Before GPTQ, the best alternatives to RTN came from the Optimal Brain Surgeon family of methods, which used second-order (Hessian-based) information to choose which weights to prune or quantize and how to compensate for the resulting errors. These methods were accurate but so computationally expensive that they had only been applied to models with a few hundred million parameters at most. GPTQ's core contribution was to make this class of methods fast enough to run on models with 175 billion parameters.
The paper "GPTQ: Accurate Post-Training Quantization for Generative Pre-trained Transformers" (Frantar et al., 2022) was submitted to arXiv on October 31, 2022, and accepted at ICLR 2023. The official implementation is maintained by IST DASLab at https://github.com/IST-DASLab/gptq.
The paper demonstrates that GPTQ can compress OPT-175B from 16-bit to 4-bit in approximately 4.2 GPU hours on a single NVIDIA A100, achieving a WikiText2 perplexity of 8.37 versus 8.34 for FP16, a gap of only 0.03. Round-to-nearest at the same bitwidth gives 10.54, a much larger 2.2-point degradation. At 3-bit, RTN on OPT-175B produces a perplexity above 7,000 (complete model collapse), while GPTQ holds at 8.68. These numbers were striking because no prior method had achieved anything close to this accuracy at 3-bit for a model of that scale.
For inference throughput, the paper reports a 3.25x generation speedup on an NVIDIA A100 and a 4.5x speedup on an A6000 when comparing GPTQ-compressed 3-bit models against FP16 baselines, primarily because less data needs to be transferred from GPU memory to compute units during the memory-bandwidth-bound autoregressive decoding phase.

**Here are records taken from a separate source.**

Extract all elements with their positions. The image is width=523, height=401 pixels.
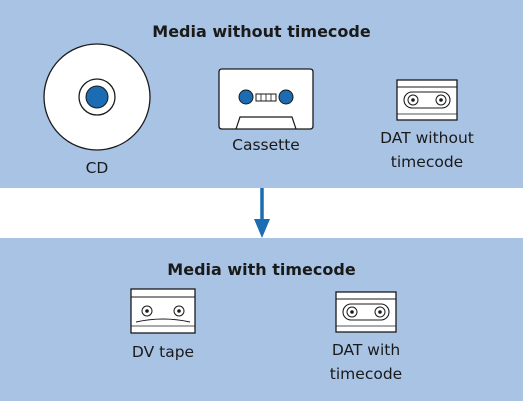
cd-icon — [43, 43, 151, 151]
media-with-timecode-panel: Media with timecode DV tape DAT with tim… — [0, 238, 523, 401]
media-without-timecode-panel: Media without timecode CD Cassette DAT w… — [0, 0, 523, 188]
cd-label: CD — [85, 159, 109, 177]
panel-title: Media without timecode — [152, 22, 371, 41]
cassette-icon — [218, 68, 314, 130]
cassette-label: Cassette — [232, 136, 300, 154]
dat-without-timecode-label-line2: timecode — [390, 153, 464, 171]
dat-tape-icon — [396, 79, 458, 121]
dv-tape-icon — [130, 288, 196, 334]
dat-without-timecode-label-line1: DAT without — [380, 129, 474, 147]
dat-tape-icon — [335, 291, 397, 333]
panel-title: Media with timecode — [167, 260, 356, 279]
dat-with-timecode-label-line2: timecode — [329, 365, 403, 383]
down-arrow-icon — [254, 188, 270, 238]
dat-with-timecode-label-line1: DAT with — [331, 341, 401, 359]
dv-tape-label: DV tape — [131, 343, 195, 361]
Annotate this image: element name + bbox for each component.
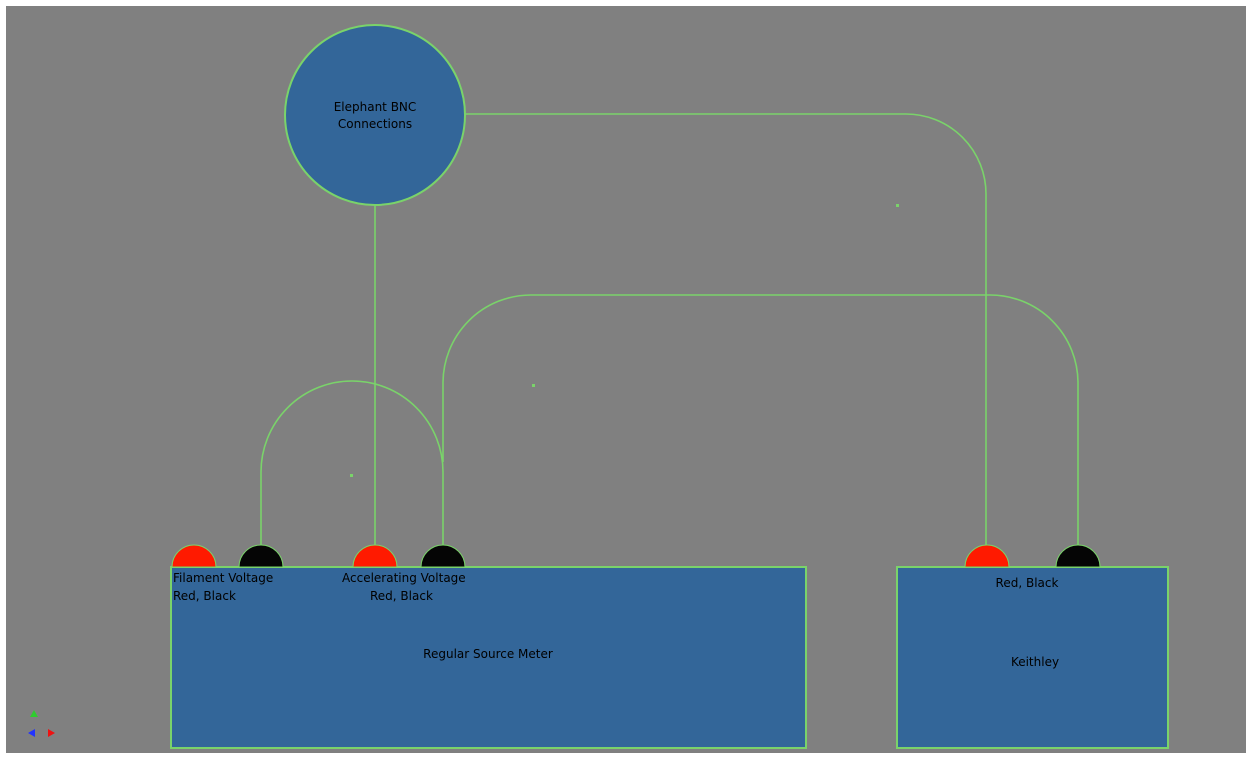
filament-label-line1: Filament Voltage bbox=[173, 571, 273, 585]
source-meter-title: Regular Source Meter bbox=[423, 647, 553, 661]
axis-gizmo-icon bbox=[28, 710, 55, 737]
accelerating-red-terminal[interactable] bbox=[352, 544, 398, 568]
wiring-diagram: Elephant BNC Connections Filament Voltag… bbox=[6, 6, 1246, 753]
filament-red-terminal[interactable] bbox=[171, 544, 217, 568]
diagram-viewport: Elephant BNC Connections Filament Voltag… bbox=[6, 6, 1246, 753]
accelerating-label-line2: Red, Black bbox=[370, 589, 433, 603]
wire-accelerating-black-to-keithley-black bbox=[442, 294, 1079, 554]
accelerating-black-terminal[interactable] bbox=[420, 544, 466, 568]
marker-dot bbox=[350, 474, 353, 477]
filament-label-line2: Red, Black bbox=[173, 589, 236, 603]
keithley-red-terminal[interactable] bbox=[964, 544, 1010, 568]
keithley-black-terminal[interactable] bbox=[1055, 544, 1101, 568]
source-meter-box[interactable] bbox=[170, 566, 807, 749]
wire-bnc-to-keithley-red bbox=[465, 113, 987, 556]
bnc-label-line1: Elephant BNC bbox=[334, 100, 417, 114]
keithley-terminals-label: Red, Black bbox=[996, 576, 1059, 590]
keithley-box[interactable] bbox=[896, 566, 1169, 749]
marker-dot bbox=[896, 204, 899, 207]
bnc-label-line2: Connections bbox=[338, 117, 412, 131]
wire-filament-black-to-accelerating-black bbox=[260, 380, 444, 554]
filament-black-terminal[interactable] bbox=[238, 544, 284, 568]
keithley-title: Keithley bbox=[1011, 655, 1059, 669]
bnc-connections-node[interactable] bbox=[284, 24, 466, 206]
accelerating-label-line1: Accelerating Voltage bbox=[342, 571, 466, 585]
marker-dot bbox=[532, 384, 535, 387]
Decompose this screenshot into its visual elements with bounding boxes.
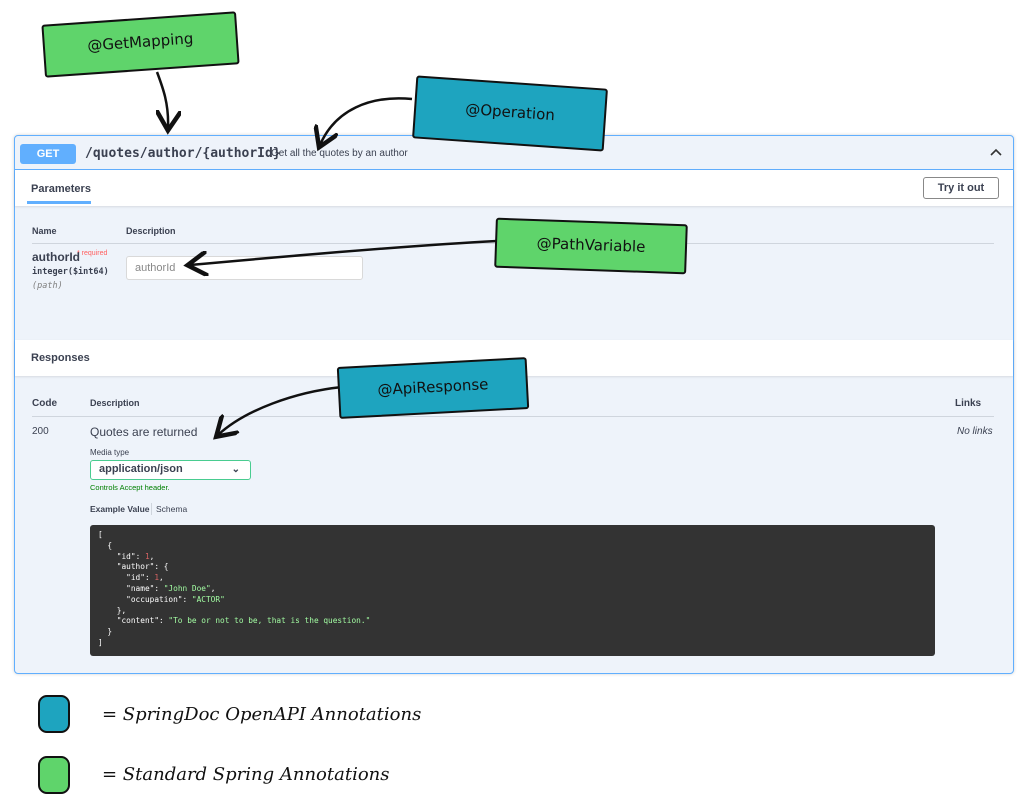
col-links-header: Links (955, 398, 982, 409)
col-name-header: Name (32, 226, 57, 236)
responses-title: Responses (31, 352, 90, 364)
col-code-header: Code (32, 398, 57, 409)
media-type-value: application/json (99, 463, 183, 475)
param-type: integer($int64) (32, 267, 109, 277)
arrow-pathvariable (190, 239, 498, 265)
responses-divider (32, 416, 994, 417)
media-type-select[interactable]: application/json ⌄ (90, 460, 251, 480)
tab-example-value[interactable]: Example Value (90, 504, 150, 514)
legend-standard-text: = Standard Spring Annotations (102, 764, 390, 785)
arrow-apiresponse (218, 385, 343, 435)
annotation-operation-label: @Operation (464, 99, 556, 125)
chevron-down-icon: ⌄ (231, 464, 240, 475)
response-code: 200 (32, 426, 49, 437)
legend-springdoc-swatch (38, 695, 70, 733)
legend-standard-swatch (38, 756, 70, 794)
tab-parameters[interactable]: Parameters (31, 183, 91, 195)
operation-summary[interactable]: GET /quotes/author/{authorId} Get all th… (15, 136, 1013, 170)
param-name: authorId (32, 250, 80, 264)
tab-schema[interactable]: Schema (156, 504, 188, 514)
try-it-out-button[interactable]: Try it out (923, 177, 999, 199)
author-id-input[interactable]: authorId (126, 256, 363, 280)
operation-summary-text: Get all the quotes by an author (271, 148, 408, 159)
controls-accept-note: Controls Accept header. (90, 483, 170, 492)
tab-separator (151, 503, 152, 515)
arrow-getmapping (157, 71, 168, 128)
tab-active-indicator (27, 201, 91, 204)
annotation-pathvariable: @PathVariable (494, 217, 688, 275)
param-location: (path) (32, 281, 63, 291)
annotation-apiresponse: @ApiResponse (336, 357, 530, 419)
arrow-operation (320, 97, 413, 145)
annotation-pathvariable-label: @PathVariable (536, 234, 646, 256)
param-required-badge: * required (77, 250, 108, 257)
http-method-badge: GET (20, 144, 76, 164)
media-type-label: Media type (90, 448, 130, 457)
parameters-header: Parameters Try it out (15, 170, 1013, 206)
example-json-block: [ { "id": 1, "author": { "id": 1, "name"… (90, 525, 935, 656)
response-links: No links (957, 426, 993, 437)
annotation-apiresponse-label: @ApiResponse (377, 375, 489, 399)
annotation-getmapping-label: @GetMapping (86, 29, 194, 55)
legend-springdoc-text: = SpringDoc OpenAPI Annotations (102, 704, 422, 725)
col-response-description-header: Description (90, 398, 140, 408)
annotation-operation: @Operation (412, 75, 608, 152)
endpoint-path: /quotes/author/{authorId} (85, 146, 281, 161)
response-description: Quotes are returned (90, 425, 198, 439)
chevron-up-icon[interactable] (989, 145, 1003, 159)
col-description-header: Description (126, 226, 176, 236)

GPTQ builds on Optimal Brain Quantization (OBQ), which itself descends from Optimal Brain Surgeon (OBS), a technique from the early 1990s for pruning neural networks by removing the weights that cause the least increase in output error. OBQ adapted this to quantization: rather than setting a weight to zero, it rounds the weight to a nearby quantized value, then adjusts remaining weights to compensate for the error introduced.
For a single linear layer with weight matrix W and inputs X, OBQ minimizes the layer-wise reconstruction error:
min_{W_hat} ||WX - W_hat X||_F^2
The update rule after quantizing a single weight uses the inverse of the layer's Hessian matrix H = 2XX^T. After quantizing weight w_q, the remaining weights are updated as:
delta W = -(w_q - quant(w_q)) / [H^{-1}]_{qq} * H^{-1}_{:,q}
This compensates for the quantization error by redistributing it across the remaining, not-yet-quantized weights. OBQ's approach produces excellent results but has a per-layer runtime of O(d_row * d_col^3), which is prohibitive for weight matrices with tens of thousands of rows and columns.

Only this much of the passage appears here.